Back in September, the blogger Riverbend – the thoughtful, eloquent young Iraqi woman who authors the blog Baghdad Burning – left Iraq along with her family. After four years of writing from a first-hand perspective about the chaos and violence that the U.S. occupation has unleashed on her country, Riverbend and her family finally decided that things had become too dangerous to stay, and it’s hard to blame them.
She writes about leaving her house for the last time, taking only the essentials:
The last few hours in the house were a blur. It was time to go and I went from room to room saying goodbye to everything. I said goodbye to my desk- the one I’d used all through high school and college. I said goodbye to the curtains and the bed and the couch. I said goodbye to the armchair E. and I broke when we were younger. I said goodbye to the big table over which we’d gathered for meals and to do homework. I said goodbye to the ghosts of the framed pictures that once hung on the walls, because the pictures have long since been taken down and stored away- but I knew just what hung where. I said goodbye to the silly board games we inevitably fought over- the Arabic Monopoly with the missing cards and money that no one had the heart to throw away.
and the fear and uncertainty involved in crossing the border into Syria:
The trip was long and uneventful, other than two checkpoints being run by masked men. They asked to see identification, took a cursory glance at the passports and asked where we were going. The same was done for the car behind us. Those checkpoints are terrifying but I’ve learned that the best technique is to avoid eye-contact, answer questions politely and pray under your breath. My mother and I had been careful not to wear any apparent jewelry, just in case, and we were both in long skirts and head scarves.
and, finally, her amazement at finding the peace long denied her after just a short trip over the border:
I wonder at how the windows don’t rattle as the planes pass overhead. I’m trying to rid myself of the expectation that armed people in black will break through the door and into our lives.

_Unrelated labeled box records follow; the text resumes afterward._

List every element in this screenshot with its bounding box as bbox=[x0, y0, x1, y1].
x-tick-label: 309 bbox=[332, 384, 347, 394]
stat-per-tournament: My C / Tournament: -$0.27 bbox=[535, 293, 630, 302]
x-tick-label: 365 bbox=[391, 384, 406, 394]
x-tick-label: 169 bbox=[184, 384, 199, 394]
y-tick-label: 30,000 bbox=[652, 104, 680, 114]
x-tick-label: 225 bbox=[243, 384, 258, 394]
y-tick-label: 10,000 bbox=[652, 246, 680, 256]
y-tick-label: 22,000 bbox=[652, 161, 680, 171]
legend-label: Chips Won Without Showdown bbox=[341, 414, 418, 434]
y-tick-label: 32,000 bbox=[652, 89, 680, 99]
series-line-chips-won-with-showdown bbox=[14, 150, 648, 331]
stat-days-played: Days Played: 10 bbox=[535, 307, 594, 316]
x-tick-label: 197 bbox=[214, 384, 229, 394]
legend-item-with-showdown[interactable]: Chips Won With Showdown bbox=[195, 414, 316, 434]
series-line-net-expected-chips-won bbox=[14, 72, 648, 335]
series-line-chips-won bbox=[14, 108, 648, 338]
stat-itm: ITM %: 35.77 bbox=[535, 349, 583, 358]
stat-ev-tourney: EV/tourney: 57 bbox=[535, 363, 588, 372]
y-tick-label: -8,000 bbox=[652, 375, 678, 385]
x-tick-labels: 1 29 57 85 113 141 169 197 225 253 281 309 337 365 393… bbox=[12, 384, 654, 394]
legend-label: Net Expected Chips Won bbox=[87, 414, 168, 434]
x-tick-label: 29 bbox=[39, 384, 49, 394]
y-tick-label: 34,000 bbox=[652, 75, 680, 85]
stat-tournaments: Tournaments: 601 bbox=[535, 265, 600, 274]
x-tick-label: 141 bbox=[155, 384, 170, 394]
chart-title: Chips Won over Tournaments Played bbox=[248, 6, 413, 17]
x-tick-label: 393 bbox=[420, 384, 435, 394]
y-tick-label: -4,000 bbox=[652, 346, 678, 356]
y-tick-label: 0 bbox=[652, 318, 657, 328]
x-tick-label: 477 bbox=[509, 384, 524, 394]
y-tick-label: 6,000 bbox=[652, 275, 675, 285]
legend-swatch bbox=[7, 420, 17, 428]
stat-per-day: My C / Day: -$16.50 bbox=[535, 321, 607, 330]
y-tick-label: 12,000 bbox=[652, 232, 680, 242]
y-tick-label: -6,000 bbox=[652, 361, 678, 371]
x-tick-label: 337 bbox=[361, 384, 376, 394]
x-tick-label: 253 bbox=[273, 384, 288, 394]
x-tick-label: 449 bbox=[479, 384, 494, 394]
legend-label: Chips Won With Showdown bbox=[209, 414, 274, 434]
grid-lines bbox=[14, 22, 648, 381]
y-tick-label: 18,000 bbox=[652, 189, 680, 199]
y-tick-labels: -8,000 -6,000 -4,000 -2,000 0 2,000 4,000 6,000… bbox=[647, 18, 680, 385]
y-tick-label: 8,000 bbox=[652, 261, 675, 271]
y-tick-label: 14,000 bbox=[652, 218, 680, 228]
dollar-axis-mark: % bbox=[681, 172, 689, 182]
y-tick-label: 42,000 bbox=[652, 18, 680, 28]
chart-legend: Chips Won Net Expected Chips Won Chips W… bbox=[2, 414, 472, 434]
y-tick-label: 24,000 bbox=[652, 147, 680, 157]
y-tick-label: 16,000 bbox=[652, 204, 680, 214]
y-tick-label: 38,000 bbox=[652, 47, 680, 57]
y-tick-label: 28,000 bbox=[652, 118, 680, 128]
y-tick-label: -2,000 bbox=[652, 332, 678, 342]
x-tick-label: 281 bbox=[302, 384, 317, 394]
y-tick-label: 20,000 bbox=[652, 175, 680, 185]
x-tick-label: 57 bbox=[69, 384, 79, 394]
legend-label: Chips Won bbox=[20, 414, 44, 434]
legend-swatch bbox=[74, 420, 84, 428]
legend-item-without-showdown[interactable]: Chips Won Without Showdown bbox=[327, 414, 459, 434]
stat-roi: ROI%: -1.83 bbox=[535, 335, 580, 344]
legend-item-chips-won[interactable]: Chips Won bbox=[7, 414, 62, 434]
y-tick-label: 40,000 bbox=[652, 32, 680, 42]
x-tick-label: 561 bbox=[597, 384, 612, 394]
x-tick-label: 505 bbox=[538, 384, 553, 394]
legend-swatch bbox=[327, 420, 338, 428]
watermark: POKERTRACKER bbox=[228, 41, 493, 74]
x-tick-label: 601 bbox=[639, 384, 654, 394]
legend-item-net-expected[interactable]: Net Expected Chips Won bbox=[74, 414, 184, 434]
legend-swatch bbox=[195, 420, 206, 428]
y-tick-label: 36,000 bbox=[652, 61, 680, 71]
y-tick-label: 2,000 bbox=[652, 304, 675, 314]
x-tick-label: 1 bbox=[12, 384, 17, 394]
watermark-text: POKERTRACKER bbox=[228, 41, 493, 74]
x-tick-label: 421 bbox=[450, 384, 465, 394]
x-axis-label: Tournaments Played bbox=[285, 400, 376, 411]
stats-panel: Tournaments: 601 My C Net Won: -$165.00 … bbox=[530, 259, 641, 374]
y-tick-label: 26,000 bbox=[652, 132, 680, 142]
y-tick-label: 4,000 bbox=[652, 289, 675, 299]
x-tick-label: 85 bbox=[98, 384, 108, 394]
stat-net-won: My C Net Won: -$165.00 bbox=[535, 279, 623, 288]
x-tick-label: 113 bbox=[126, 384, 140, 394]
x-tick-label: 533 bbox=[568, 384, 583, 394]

I’m trying to let my eyes grow accustomed to streets free of road blocks, hummers and pictures of Muqtada and the restโฆ
How is it that all of this lies a short car ride away?
Riverbend and her family, now refugees facing an uncertain future in a new home, are just a few among millions who have been displaced by religious warfare, and not just in Iraq. After last year’s clash between Israel and Hezbollah, and now continuing street violence and political gridlock, Lebanon is another place whose stability seems increasingly tenuous:
[Edgard] Baradhi, a 29-year-old Maronite Christian electrician, is moving to Qatar later this month, joining thousands of Lebanese of all faiths and political inclinations who are emigrating for tranquility and higher-paying employment.

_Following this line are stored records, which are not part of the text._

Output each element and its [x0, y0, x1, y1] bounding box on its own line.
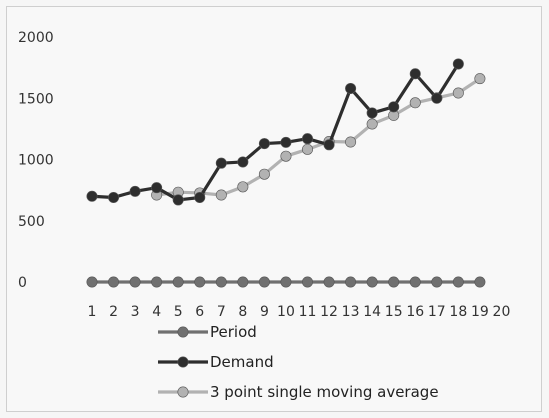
- data-point: [409, 68, 421, 80]
- x-tick-label: 19: [471, 304, 489, 320]
- x-tick-label: 14: [363, 304, 381, 320]
- data-point: [388, 101, 400, 113]
- y-axis-ticks: 0 500 1000 1500 2000: [18, 30, 54, 291]
- legend: Period Demand 3 point single moving averag…: [158, 323, 439, 401]
- x-tick-label: 20: [493, 304, 511, 320]
- data-point: [345, 136, 357, 148]
- data-point: [258, 276, 270, 288]
- x-tick-label: 12: [320, 304, 338, 320]
- data-point: [323, 139, 335, 151]
- data-point: [452, 58, 464, 70]
- x-tick-label: 11: [299, 304, 317, 320]
- x-tick-label: 16: [406, 304, 424, 320]
- data-point: [388, 276, 400, 288]
- data-point: [258, 168, 270, 180]
- data-point: [301, 133, 313, 145]
- x-tick-label: 13: [342, 304, 360, 320]
- data-point: [452, 276, 464, 288]
- data-point: [366, 276, 378, 288]
- data-point: [215, 157, 227, 169]
- y-tick-label: 2000: [18, 30, 54, 46]
- data-point: [194, 191, 206, 203]
- x-tick-label: 7: [217, 304, 226, 320]
- data-point: [323, 276, 335, 288]
- data-point: [280, 276, 292, 288]
- series-1: [86, 58, 464, 206]
- x-tick-label: 10: [277, 304, 295, 320]
- data-point: [280, 150, 292, 162]
- data-point: [129, 185, 141, 197]
- legend-item: Period: [158, 323, 257, 341]
- y-tick-label: 1000: [18, 153, 54, 169]
- legend-label: Demand: [210, 353, 274, 371]
- data-point: [431, 276, 443, 288]
- y-tick-label: 1500: [18, 91, 54, 107]
- x-tick-label: 3: [131, 304, 140, 320]
- data-point: [237, 156, 249, 168]
- data-point: [129, 276, 141, 288]
- data-point: [431, 92, 443, 104]
- series-layer: [86, 58, 486, 288]
- data-point: [108, 276, 120, 288]
- data-point: [86, 190, 98, 202]
- legend-marker: [177, 386, 189, 398]
- x-tick-label: 18: [449, 304, 467, 320]
- legend-item: Demand: [158, 353, 274, 371]
- data-point: [301, 143, 313, 155]
- x-tick-label: 15: [385, 304, 403, 320]
- series-line: [156, 77, 481, 197]
- data-point: [151, 276, 163, 288]
- series-line: [91, 63, 460, 202]
- data-point: [258, 138, 270, 150]
- data-point: [366, 107, 378, 119]
- data-point: [151, 182, 163, 194]
- data-point: [237, 276, 249, 288]
- x-tick-label: 2: [109, 304, 118, 320]
- data-point: [237, 181, 249, 193]
- legend-marker: [177, 356, 189, 368]
- x-tick-label: 4: [152, 304, 161, 320]
- data-point: [215, 276, 227, 288]
- x-tick-label: 1: [88, 304, 97, 320]
- data-point: [172, 194, 184, 206]
- y-tick-label: 0: [18, 275, 27, 291]
- data-point: [409, 276, 421, 288]
- data-point: [474, 276, 486, 288]
- legend-label: 3 point single moving average: [210, 383, 439, 401]
- data-point: [345, 82, 357, 94]
- x-tick-label: 8: [238, 304, 247, 320]
- data-point: [345, 276, 357, 288]
- x-tick-label: 5: [174, 304, 183, 320]
- x-tick-label: 9: [260, 304, 269, 320]
- x-axis-ticks: 1 2 3 4 5 6 7 8 9 10 11 12 13 14 15 16 17 18 19 20: [88, 304, 511, 320]
- data-point: [366, 118, 378, 130]
- data-point: [215, 189, 227, 201]
- x-tick-label: 17: [428, 304, 446, 320]
- data-point: [409, 97, 421, 109]
- data-point: [172, 276, 184, 288]
- data-point: [86, 276, 98, 288]
- series-0: [86, 276, 486, 288]
- data-point: [108, 191, 120, 203]
- series-2: [151, 73, 486, 201]
- data-point: [280, 136, 292, 148]
- data-point: [474, 73, 486, 85]
- legend-label: Period: [210, 323, 257, 341]
- legend-marker: [177, 326, 189, 338]
- data-point: [452, 87, 464, 99]
- data-point: [301, 276, 313, 288]
- x-tick-label: 6: [195, 304, 204, 320]
- data-point: [194, 276, 206, 288]
- y-tick-label: 500: [18, 214, 45, 230]
- legend-item: 3 point single moving average: [158, 383, 439, 401]
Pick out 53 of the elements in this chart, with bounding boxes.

…Bishops of Lebanon’s Maronite Church estimate that 1 million, or one in four, Lebanese left during the past year. “The country is on the edge of an abyss,” they said in a Sept. 25 public letter urging politicians to settle their differences.
Indeed, it’s not just Lebanon and Iraq that have been blighted by sectarian struggle:
Across the Middle East and North Africa, it’s rare to have a conversation with a young person who doesn’t want to emigrate to the U.S., Canada, Europe or Australia. Internal conflict scars countries from Morocco to Iraq, and unemployment across the region tops 10 percent.

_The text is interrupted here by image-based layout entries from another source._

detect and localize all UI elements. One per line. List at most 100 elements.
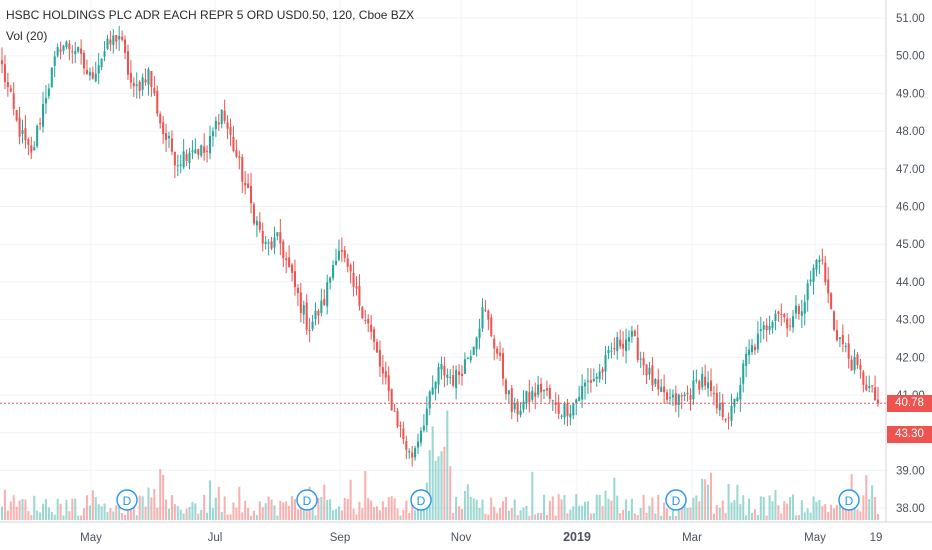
volume-bar — [742, 495, 745, 520]
volume-bar — [756, 515, 759, 520]
volume-bar — [695, 495, 698, 520]
candle-body — [126, 51, 130, 75]
volume-bar — [153, 489, 156, 520]
volume-bar — [220, 512, 223, 520]
volume-bar — [355, 514, 358, 520]
price-tick-label: 49.00 — [896, 88, 925, 100]
candle-body — [97, 65, 100, 74]
time-axis[interactable]: May Jul Sep Nov 2019 Mar May 19 — [80, 530, 882, 544]
candle-body — [39, 123, 42, 125]
volume-bar — [493, 506, 496, 520]
candle-body — [780, 314, 783, 316]
candle-body — [765, 325, 768, 330]
candle-body — [68, 43, 71, 50]
candle-body — [337, 250, 340, 260]
candle-body — [314, 310, 317, 320]
volume-bar — [660, 515, 663, 520]
candle-body — [789, 325, 792, 327]
time-tick-label: May — [80, 532, 102, 544]
price-tick-label: 39.00 — [896, 465, 925, 477]
candle-body — [361, 307, 364, 319]
candle-body — [771, 322, 774, 328]
candle-body — [311, 321, 314, 330]
dividend-marker[interactable]: D — [838, 489, 860, 511]
volume-bar — [847, 509, 850, 520]
volume-bar — [797, 515, 800, 520]
volume-bar — [806, 508, 809, 520]
candle-body — [206, 150, 209, 152]
candle-body — [15, 110, 18, 121]
volume-bar — [39, 512, 42, 520]
volume-bar — [686, 507, 689, 520]
dividend-marker[interactable]: D — [116, 489, 138, 511]
candle-body — [721, 402, 724, 418]
volume-bar — [513, 499, 516, 520]
volume-bar — [663, 502, 666, 520]
dividend-marker[interactable]: D — [410, 489, 432, 511]
volume-bar — [109, 508, 112, 520]
candle-body — [334, 260, 338, 265]
candle-body — [282, 241, 285, 259]
candle-body — [578, 396, 581, 402]
volume-bar — [780, 513, 783, 520]
volume-bar — [200, 509, 203, 520]
candle-body — [707, 382, 710, 389]
candle-body — [625, 339, 628, 351]
candle-body — [223, 110, 226, 121]
volume-bar — [65, 499, 68, 520]
dividend-marker[interactable]: D — [665, 489, 687, 511]
volume-bar — [542, 494, 546, 520]
candle-body — [835, 330, 839, 341]
candle-body — [695, 379, 698, 381]
volume-indicator-label[interactable]: Vol (20) — [6, 29, 48, 43]
volume-bar — [244, 500, 247, 520]
volume-bar — [24, 499, 27, 520]
candle-body — [458, 371, 461, 375]
volume-bar — [232, 502, 235, 520]
candle-body — [528, 392, 531, 403]
volume-bar — [750, 512, 754, 520]
volume-bar — [490, 497, 493, 520]
candle-body — [384, 371, 387, 378]
candle-body — [425, 408, 428, 426]
volume-bar — [777, 505, 780, 520]
candle-body — [531, 390, 534, 400]
volume-bar — [648, 505, 651, 520]
volume-bar — [238, 486, 241, 520]
candle-body — [323, 299, 326, 306]
volume-bar — [291, 496, 294, 520]
volume-bar — [0, 506, 4, 520]
candle-body — [712, 393, 715, 395]
volume-bar — [657, 495, 660, 520]
volume-bar — [250, 515, 253, 520]
candle-body — [548, 388, 551, 399]
volume-bar — [604, 490, 607, 520]
volume-bar — [739, 504, 742, 520]
candle-body — [821, 259, 824, 261]
candle-body — [475, 337, 478, 350]
volume-bar — [434, 460, 437, 520]
volume-bar — [730, 502, 733, 520]
candle-body — [346, 258, 349, 267]
dividend-marker-circle — [296, 489, 318, 511]
volume-bar — [838, 503, 841, 520]
volume-bar — [211, 508, 214, 520]
volume-bar — [666, 508, 669, 520]
volume-bar — [704, 479, 707, 520]
volume-bar — [393, 498, 396, 520]
volume-bar — [77, 515, 80, 520]
volume-bar — [399, 515, 402, 520]
volume-bar — [463, 490, 466, 520]
volume-bar — [654, 513, 657, 520]
volume-bar — [317, 497, 320, 520]
dividend-marker[interactable]: D — [296, 489, 318, 511]
candle-body — [739, 385, 742, 400]
candle-body — [208, 135, 212, 154]
candle-body — [592, 378, 595, 382]
candle-body — [396, 411, 399, 427]
candle-body — [302, 305, 305, 315]
candle-body — [91, 72, 94, 79]
candle-body — [197, 149, 200, 155]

Although the U.S., Canada, Europe and Australia are known for being industrialized First World countries with healthy economies, the obvious reason so many people want to emigrate there is more basic: because those countries, unlike Lebanon or Iraq, have a real separation of church and state, and are not convulsed by warfare between competing religious sects.
War in any form is a severe drain on the people and resources of a nation, of course, but religious war is especially destructive. Religious warfare is a vicious spiral, because it drives away a region’s intelligent, secular, educated professionals – the very people whose presence is most likely to foster peace and stability – and leaves behind only the violent, reckless fanatics who are willing to slaughter each other over a pointless patch of earth, thus leading to further violence and instability, and further promoting the economic collapse that breeds the fanaticism and reckless despair of the next generation of holy warriors.
Making things worse is that, unlike many forms of political or nationalistic warfare, religious conflict is particularly resistant to diplomatic resolution. When two factions are fighting over their form of government, or access to natural resources, those are material concerns rooted in the real world, where a compromise can usually be reached. But when the warring sides are each convinced that they best represent God’s will, that they are carrying out his wishes, then diplomatic resolution is almost impossible. After all, how can we of the true faith compromise with the enemies of God? If God has told us that we are to have this land, why should we accept anything less from other human beings? Why stop fighting when God has promised that victory is imminent?
As anyone can see from the religious conflicts still smoldering after centuries, humanity’s ability to hold a grudge in these matters is essentially limitless. There seems little hope that any of these battles will subside any time soon, though the rest of the world’s nations should do what we can to abate them. It may be that the best hope, in the long run, for any of these conflicts to cease is for the driving-out process to finish. Once there’s no one left in the disputed territories but fanatics, it may be that they’ll realize how pitiful and backward they’ve become compared to the rest of the planet, and finally decide to set their grudges aside and seek peace.